Der Begriff „biobasiert“ klingt für viele Verbraucher zunächst nach Umweltfreundlichkeit und Nachhaltigkeit. Doch nicht immer steckt hinter solchen Werbeaussagen auch, was man erwarten würde. Ein aktuelles Urteil des Kammergerichts Berlin zeigt, wie schnell grüne Werbebotschaften als irreführend eingestuft werden können – mit Folgen für Hersteller und Händler. Lesen Sie hier, was das Urteil für Verbraucher und Unternehmen bedeutet.
Verbot für irreführende Werbeaussage
Das pflanzenbasierte Getränk „vly“ der VF Nutrition GmbH warb auf seiner Verpackung mit dem Hinweis „Verpackung und Deckel sind biobasiert“. Diese Formulierung vermittelte den Eindruck, dass die gesamte Verpackung aus umweltfreundlichen, nachwachsenden Rohstoffen hergestellt sei. Tatsächlich war das aber nur zu etwa 82 Prozent der Fall – der Rest bestand weiterhin aus fossilen Materialien.
Ein kleiner Hinweis auf einen weiterführenden Link im Internet sollte die genaue Zusammensetzung erläutern. Doch das genügte dem Kammergericht Berlin nicht. In seinem Urteil vom 21. Januar 2025 (Az. 5 U 103/22) entschied es klar: Diese Art der Werbung sei irreführend und damit wettbewerbswidrig. Die Kennzeichnung auf der Verpackung erzeuge ein falsches Bild beim Verbraucher und verstoße gegen geltendes Lauterkeitsrecht.
Wie Werbung mit Begriffen wie „biobasiert“ wirkt
Im Mittelpunkt der Entscheidung stand die Frage, was Verbraucher unter dem Begriff „biobasiert“ verstehen dürfen.
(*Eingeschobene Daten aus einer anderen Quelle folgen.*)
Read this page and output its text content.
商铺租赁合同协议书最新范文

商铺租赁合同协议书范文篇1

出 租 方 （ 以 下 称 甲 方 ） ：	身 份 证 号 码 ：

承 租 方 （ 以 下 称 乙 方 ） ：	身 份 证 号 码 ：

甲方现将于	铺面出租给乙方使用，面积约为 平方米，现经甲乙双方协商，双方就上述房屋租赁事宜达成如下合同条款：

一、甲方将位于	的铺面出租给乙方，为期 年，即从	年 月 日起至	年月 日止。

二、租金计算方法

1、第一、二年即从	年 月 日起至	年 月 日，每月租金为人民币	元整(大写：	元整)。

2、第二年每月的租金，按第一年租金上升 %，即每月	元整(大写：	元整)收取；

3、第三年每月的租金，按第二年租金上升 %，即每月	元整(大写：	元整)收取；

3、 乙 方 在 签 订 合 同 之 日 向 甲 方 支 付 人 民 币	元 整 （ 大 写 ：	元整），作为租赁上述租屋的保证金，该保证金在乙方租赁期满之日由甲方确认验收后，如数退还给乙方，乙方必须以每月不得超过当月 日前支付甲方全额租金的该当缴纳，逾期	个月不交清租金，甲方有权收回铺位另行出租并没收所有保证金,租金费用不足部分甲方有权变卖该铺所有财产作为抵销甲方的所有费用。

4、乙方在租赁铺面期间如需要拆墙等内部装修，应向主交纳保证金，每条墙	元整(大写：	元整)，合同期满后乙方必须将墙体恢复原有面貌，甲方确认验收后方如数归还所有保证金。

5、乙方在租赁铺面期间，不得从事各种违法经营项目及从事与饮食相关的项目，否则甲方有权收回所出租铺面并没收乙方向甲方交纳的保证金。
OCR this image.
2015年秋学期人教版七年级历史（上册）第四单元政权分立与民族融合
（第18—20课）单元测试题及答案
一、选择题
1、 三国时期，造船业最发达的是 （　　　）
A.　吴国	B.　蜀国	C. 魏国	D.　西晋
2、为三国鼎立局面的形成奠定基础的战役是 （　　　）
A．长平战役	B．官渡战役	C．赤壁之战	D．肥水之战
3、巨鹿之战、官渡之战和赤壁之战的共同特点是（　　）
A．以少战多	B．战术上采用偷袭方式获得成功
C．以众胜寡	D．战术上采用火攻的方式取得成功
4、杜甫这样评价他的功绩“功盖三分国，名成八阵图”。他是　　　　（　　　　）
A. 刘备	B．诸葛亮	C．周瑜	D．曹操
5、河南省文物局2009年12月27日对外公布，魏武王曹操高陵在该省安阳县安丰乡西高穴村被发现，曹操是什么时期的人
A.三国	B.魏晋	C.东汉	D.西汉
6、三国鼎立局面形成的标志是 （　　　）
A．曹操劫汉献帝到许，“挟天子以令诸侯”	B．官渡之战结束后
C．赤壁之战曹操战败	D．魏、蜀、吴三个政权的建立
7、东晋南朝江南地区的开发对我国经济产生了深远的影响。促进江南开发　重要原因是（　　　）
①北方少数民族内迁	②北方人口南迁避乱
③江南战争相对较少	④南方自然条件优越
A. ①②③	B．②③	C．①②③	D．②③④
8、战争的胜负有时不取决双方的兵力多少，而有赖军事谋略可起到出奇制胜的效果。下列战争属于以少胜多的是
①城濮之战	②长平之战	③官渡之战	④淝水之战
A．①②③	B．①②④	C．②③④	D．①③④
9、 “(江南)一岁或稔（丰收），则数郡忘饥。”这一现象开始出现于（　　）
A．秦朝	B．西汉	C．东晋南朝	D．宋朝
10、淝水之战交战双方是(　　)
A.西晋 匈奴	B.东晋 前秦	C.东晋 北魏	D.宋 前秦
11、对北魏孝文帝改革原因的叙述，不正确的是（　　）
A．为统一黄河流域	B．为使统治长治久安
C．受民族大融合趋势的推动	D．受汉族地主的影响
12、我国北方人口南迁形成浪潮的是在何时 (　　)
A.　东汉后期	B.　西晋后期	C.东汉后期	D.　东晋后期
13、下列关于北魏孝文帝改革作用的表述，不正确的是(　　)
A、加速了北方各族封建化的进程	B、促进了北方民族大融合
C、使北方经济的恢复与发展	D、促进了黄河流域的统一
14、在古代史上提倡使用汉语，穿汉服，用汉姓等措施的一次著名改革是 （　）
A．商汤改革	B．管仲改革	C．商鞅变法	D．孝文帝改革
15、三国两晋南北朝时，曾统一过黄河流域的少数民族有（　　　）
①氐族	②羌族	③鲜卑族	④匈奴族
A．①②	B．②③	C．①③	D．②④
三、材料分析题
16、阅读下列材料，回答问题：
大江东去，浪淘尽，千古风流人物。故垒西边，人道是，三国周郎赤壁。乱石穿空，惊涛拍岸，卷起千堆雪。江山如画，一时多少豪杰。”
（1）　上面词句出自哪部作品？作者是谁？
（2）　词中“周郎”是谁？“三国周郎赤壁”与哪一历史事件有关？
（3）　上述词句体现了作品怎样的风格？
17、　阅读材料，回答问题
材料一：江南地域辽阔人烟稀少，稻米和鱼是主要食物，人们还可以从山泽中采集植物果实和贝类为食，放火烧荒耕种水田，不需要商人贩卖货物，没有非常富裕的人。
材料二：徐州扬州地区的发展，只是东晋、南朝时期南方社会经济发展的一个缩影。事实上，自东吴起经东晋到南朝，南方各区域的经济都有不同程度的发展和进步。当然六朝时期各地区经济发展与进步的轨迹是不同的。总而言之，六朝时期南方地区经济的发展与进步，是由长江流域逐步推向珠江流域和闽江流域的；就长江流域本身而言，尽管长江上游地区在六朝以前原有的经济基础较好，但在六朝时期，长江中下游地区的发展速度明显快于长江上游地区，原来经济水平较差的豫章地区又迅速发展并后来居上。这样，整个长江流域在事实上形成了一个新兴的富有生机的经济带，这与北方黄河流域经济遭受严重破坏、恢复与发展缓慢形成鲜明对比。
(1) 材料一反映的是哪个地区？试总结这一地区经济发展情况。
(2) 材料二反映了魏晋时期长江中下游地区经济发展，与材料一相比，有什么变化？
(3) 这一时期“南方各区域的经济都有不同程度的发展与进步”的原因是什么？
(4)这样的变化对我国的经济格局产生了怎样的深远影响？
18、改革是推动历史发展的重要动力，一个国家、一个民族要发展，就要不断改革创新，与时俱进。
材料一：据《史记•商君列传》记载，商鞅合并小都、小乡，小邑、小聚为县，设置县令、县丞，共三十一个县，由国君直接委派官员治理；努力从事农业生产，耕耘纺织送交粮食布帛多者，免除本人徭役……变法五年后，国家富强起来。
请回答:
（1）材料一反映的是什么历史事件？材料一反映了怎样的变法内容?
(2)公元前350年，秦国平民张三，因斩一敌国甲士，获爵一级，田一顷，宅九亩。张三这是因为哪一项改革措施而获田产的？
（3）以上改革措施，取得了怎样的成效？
Der Senat stellte klar: Es handelt sich um einen mehrdeutigen Begriff, der von vielen Menschen mit einer vollständig umweltfreundlichen Verpackung gleichgesetzt wird. Eine Verpackung, die lediglich zu 82 Prozent aus nachwachsenden Rohstoffen besteht, erfüllt diese Vorstellung nicht. Deshalb sei das Vertrauen der Verbraucher enttäuscht worden.
Besonders kritisierte das Gericht, dass die ergänzenden Informationen im Internet nur durch ein kleines Sternchen auf der Verpackung angedeutet wurden. Eine solche indirekte Aufklärung reiche nicht aus, um den Eindruck von Nachhaltigkeit zu relativieren. Für Verbraucher müsse auf den ersten Blick ersichtlich sein, worauf sie sich einlassen. Gerade bei sensiblen Themen wie Umweltschutz seien besonders hohe Anforderungen an Klarheit und Transparenz zu stellen.
Verbraucherschutz im Fokus
Ursprünglich hatte das Landgericht Berlin die Klage des Verbraucherzentrale Bundesverbands abgewiesen. Erst in der Berufung wurde die Werbeaussage als Täuschung gewertet. Das zeigt: Auch wenn zunächst kein Verstoß erkennbar scheint, lohnt sich eine genaue rechtliche Prüfung umso mehr – für beide Seiten. Verbraucher erwartet eine transparente Kennzeichnung, auf die sie sich auch ohne tiefere Recherche verlassen können.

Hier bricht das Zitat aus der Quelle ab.